Comparación con portátiles Windows, Chromebooks y el efecto en el sector
El impacto del MacBook Neo va mucho más allá de los fans de Apple. Su aparición cuestiona de frente la relación calidad/precio de muchos portátiles Windows de entre 600 y 800 euros, donde lo habitual son chasis de plástico, pantallas mediocres y experiencias de uso mejorables.
Mientras gran parte de la industria Windows se ha liado a justificar por qué ciertos equipos deben rondar los 1.500 euros para ofrecer buena pantalla, potencia y funciones de IA, Apple se descuelga con un portátil a menos de la mitad de ese precio que, sin ser un monstruo técnico, cubre de sobra las necesidades de un estudiante, un usuario doméstico o un administrativo.
A muchos les recuerda a la época de los netbooks: aquellos portátiles minúsculos, baratos y limitadísimos que prometían democratizar el PC portátil. La diferencia es que ahora las prestaciones del Neo están a años luz de aquellos experimentos. Es, en cierto modo, lo que los netbooks quisieron ser y no pudieron, con la ventaja de un sistema operativo optimizado al milímetro para este hardware.
También supone una bofetada indirecta a todos los intentos de Windows en ARM de los últimos años. Se han visto portátiles con Snapdragon intentando ofrecer buena autonomía y conectividad siempre activa, pero la ejecución ha sido desigual, con precios altos y ecosistema de apps sin pulir. Mientras tanto, Apple cierra el círculo de su transición a ARM con un producto maduro y, por fin, asequible.
En el frente de los Chromebooks, el Neo llega en un momento en el que Google ha dejado de empujar fuerte ese formato y muchos fabricantes ya no los miman como antes. El portátil de Apple se perfila como un candidato perfecto para el segmento educativo que antes dominaban los Chromebook en EEUU, con el incentivo extra del prestigio de la manzana y el gancho de macOS.

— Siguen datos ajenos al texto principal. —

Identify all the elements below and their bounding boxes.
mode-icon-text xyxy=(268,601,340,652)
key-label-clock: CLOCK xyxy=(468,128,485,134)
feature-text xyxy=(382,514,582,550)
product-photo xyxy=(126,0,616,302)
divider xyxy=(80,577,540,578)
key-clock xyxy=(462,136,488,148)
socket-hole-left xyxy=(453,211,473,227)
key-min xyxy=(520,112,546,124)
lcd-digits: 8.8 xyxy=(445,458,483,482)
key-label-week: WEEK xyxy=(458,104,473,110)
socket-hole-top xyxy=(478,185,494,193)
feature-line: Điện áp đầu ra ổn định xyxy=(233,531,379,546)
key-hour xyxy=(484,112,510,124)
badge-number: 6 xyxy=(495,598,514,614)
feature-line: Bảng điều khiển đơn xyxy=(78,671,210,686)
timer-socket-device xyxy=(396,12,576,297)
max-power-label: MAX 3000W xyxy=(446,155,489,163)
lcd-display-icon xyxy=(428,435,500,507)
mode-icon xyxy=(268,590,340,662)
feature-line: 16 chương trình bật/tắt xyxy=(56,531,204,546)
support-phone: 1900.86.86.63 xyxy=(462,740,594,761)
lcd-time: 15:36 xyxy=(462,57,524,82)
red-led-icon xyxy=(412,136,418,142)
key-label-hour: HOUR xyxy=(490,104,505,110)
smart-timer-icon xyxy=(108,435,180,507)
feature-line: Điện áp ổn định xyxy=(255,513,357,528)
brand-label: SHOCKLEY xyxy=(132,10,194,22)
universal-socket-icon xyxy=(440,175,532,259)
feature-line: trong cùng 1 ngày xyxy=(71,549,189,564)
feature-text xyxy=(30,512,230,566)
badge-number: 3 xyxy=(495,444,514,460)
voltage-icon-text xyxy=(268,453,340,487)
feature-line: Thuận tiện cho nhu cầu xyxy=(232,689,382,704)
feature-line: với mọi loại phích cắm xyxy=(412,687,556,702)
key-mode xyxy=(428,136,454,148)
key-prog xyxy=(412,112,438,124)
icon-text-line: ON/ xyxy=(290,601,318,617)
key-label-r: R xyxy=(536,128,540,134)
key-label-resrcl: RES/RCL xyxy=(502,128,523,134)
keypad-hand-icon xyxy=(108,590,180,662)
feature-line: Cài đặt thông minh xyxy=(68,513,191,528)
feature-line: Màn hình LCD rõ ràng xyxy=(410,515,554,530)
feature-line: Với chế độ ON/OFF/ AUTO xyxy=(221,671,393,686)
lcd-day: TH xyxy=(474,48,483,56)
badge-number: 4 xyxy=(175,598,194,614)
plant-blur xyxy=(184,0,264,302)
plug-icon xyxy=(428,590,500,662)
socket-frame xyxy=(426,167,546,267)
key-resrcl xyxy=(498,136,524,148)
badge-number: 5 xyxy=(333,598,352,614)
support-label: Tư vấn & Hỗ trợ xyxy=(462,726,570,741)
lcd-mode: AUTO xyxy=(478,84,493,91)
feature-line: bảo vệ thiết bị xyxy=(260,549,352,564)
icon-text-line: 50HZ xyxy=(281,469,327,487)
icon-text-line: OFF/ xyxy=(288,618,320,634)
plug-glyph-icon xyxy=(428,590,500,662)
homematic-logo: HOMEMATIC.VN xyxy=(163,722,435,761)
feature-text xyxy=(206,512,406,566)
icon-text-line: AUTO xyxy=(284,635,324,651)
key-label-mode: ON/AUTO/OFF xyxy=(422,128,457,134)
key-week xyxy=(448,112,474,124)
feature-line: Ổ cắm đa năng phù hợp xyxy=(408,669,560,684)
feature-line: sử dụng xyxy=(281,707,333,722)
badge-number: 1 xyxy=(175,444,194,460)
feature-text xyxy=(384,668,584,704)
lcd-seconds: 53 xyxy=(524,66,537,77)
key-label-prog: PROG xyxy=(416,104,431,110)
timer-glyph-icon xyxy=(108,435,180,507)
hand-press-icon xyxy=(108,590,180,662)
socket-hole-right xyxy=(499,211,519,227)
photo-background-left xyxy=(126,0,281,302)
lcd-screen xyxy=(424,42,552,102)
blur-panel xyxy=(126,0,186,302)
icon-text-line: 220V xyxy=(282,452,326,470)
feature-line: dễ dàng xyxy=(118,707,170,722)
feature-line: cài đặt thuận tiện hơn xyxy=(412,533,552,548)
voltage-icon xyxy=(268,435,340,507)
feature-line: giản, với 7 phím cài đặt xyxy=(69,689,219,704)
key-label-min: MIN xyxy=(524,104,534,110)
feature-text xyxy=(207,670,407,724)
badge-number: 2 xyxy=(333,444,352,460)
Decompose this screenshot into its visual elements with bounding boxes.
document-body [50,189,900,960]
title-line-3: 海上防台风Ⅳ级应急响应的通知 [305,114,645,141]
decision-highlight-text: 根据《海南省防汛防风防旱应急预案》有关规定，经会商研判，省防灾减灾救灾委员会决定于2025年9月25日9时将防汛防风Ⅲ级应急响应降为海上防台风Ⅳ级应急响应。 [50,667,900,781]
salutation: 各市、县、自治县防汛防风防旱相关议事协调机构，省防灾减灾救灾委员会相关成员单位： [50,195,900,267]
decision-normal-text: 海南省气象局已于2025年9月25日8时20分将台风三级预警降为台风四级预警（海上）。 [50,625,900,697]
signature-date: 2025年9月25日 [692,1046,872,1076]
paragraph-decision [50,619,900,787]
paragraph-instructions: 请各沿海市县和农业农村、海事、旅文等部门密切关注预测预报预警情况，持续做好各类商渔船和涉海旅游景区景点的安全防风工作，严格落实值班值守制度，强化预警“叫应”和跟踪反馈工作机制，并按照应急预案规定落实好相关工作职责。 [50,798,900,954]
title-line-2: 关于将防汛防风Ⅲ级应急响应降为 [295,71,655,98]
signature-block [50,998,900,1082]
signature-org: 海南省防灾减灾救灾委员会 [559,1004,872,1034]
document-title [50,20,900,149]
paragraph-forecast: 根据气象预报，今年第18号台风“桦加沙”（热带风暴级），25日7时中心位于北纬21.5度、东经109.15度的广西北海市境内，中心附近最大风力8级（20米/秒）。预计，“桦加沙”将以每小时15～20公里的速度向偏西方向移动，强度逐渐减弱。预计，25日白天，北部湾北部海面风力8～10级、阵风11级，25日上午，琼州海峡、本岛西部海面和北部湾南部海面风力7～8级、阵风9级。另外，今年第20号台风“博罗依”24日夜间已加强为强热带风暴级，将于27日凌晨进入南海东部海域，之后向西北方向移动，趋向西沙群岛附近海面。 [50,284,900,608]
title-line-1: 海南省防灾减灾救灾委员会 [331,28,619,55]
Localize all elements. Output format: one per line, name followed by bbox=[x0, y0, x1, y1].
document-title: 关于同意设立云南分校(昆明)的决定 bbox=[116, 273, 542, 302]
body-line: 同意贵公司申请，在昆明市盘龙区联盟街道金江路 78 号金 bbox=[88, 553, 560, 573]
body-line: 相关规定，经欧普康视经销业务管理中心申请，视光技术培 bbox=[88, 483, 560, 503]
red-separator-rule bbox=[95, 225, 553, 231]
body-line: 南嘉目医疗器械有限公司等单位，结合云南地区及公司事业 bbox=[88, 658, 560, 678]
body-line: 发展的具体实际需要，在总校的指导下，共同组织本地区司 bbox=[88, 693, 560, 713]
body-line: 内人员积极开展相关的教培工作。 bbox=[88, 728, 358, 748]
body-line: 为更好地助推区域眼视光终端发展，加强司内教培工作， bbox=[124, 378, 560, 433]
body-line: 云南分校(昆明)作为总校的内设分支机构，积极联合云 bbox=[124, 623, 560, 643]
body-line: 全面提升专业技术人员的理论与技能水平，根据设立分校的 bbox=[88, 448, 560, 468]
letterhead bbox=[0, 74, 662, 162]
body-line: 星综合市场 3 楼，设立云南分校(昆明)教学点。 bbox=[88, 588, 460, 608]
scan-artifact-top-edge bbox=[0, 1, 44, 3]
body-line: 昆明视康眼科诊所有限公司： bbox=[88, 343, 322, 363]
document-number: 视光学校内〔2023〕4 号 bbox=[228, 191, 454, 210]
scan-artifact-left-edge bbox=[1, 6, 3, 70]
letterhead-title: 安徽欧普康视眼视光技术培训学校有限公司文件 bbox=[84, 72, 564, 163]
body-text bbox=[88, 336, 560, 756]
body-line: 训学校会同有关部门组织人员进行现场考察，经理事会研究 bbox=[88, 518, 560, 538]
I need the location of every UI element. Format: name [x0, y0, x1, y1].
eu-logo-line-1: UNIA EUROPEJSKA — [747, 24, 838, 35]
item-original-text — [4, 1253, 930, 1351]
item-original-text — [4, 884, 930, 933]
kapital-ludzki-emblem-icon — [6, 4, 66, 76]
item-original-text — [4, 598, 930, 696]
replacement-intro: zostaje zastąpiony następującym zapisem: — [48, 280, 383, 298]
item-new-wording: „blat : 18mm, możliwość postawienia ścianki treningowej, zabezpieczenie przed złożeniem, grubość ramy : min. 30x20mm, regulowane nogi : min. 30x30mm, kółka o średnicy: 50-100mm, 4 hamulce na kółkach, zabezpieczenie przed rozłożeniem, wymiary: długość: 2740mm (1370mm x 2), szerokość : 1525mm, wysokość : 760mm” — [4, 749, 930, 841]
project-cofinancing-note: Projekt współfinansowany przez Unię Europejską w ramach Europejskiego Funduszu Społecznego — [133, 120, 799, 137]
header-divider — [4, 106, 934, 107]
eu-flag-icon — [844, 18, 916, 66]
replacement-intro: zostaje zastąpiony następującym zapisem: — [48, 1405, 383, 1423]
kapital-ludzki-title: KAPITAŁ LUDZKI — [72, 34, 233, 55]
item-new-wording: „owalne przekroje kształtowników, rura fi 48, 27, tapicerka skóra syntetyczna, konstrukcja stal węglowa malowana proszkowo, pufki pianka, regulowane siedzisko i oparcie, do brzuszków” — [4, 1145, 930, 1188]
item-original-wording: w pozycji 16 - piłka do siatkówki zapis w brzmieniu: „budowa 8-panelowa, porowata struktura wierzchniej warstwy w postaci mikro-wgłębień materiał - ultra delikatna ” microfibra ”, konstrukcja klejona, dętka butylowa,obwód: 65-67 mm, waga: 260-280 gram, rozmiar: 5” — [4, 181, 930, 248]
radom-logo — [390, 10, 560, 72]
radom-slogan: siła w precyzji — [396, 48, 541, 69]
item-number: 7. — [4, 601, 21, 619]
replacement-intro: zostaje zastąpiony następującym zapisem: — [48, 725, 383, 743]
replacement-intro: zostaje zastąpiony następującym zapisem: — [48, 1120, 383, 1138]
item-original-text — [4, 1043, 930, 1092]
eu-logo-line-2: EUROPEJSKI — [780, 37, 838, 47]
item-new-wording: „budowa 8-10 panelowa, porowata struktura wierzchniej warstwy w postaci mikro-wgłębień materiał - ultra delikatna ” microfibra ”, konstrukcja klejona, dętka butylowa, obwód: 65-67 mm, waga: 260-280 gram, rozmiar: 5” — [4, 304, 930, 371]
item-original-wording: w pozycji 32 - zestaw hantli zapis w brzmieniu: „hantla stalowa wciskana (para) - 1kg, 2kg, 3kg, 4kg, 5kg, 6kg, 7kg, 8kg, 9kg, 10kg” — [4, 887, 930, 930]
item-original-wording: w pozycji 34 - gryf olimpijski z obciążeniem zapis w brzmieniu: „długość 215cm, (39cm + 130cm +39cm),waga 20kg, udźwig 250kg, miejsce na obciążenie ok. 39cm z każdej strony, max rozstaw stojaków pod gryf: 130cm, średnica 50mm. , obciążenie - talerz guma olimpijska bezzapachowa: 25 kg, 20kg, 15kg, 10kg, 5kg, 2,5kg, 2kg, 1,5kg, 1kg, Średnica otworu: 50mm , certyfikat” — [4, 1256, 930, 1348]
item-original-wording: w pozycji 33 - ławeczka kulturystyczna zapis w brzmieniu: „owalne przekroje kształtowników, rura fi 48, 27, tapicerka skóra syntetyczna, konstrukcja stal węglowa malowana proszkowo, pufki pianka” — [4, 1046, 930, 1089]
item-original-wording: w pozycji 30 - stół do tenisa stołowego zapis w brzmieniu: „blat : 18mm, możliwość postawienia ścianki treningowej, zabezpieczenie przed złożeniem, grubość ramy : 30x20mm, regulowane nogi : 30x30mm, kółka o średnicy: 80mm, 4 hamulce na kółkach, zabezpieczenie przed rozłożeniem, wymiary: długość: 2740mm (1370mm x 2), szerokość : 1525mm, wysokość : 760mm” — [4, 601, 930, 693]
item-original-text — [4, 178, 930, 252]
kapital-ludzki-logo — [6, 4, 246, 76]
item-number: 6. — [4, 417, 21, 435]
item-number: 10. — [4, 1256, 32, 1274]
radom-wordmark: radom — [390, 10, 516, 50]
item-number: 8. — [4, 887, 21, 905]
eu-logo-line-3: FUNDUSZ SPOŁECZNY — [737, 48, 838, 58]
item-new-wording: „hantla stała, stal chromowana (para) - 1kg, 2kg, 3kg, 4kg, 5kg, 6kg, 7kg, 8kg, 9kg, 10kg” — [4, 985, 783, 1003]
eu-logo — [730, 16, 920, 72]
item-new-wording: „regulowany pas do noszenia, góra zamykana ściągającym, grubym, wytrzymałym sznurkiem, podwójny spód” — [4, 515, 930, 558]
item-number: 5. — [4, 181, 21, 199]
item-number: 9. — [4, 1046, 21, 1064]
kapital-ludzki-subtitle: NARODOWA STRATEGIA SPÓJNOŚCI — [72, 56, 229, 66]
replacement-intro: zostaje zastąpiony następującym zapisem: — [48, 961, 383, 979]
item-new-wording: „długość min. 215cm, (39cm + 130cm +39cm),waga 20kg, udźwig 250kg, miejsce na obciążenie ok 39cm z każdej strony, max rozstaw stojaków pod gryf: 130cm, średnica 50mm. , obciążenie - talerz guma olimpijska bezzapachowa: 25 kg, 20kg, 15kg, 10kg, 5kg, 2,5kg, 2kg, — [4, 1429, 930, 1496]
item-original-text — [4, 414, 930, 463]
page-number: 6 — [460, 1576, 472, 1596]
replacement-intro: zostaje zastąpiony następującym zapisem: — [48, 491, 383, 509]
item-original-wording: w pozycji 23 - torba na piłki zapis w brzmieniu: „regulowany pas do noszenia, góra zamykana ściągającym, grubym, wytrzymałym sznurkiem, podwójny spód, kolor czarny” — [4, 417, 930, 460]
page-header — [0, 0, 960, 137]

El contexto, además, ha jugado a favor de Apple: mientras los fabricantes de portátiles Windows avisan de subidas de precio por la crisis de memoria RAM, Apple decide sorprender con un Mac más barato de lo esperado. Hay recortes, sí, pero son razonables, y manda un mensaje peligroso para la competencia: se puede ser más «humilde» en precio sin traicionar la identidad de marca.
De cara al futuro, es casi inevitable que veamos una oleada de respuestas desde el mundo Windows. Qualcomm tiene listo un arsenal de chips como los Snapdragon X Elite, y NVIDIA asoma con sus propios SoC para portátiles. Todo apunta a una nueva era de portátiles ligeros, eficientes y relativamente asequibles, donde el Neo será el rival a batir en percepción de valor.
El MacBook Neo se queda como un portátil tremendamente coherente para el usuario medio: diseño muy cuidado, buena pantalla, sonido sorprendente, autonomía de sobra, rendimiento solvente y la puerta de entrada completa al ecosistema Apple y a Apple Intelligence. No está pensado para profesionales que exigen potencia bruta ni para quienes ya disfrutan de un Mac reciente, pero sí para esa enorme mayoría que quiere dejar de darle vueltas al tema del portátil y simplemente comprar algo que funcione bien, dure años y sea agradable de usar cada día.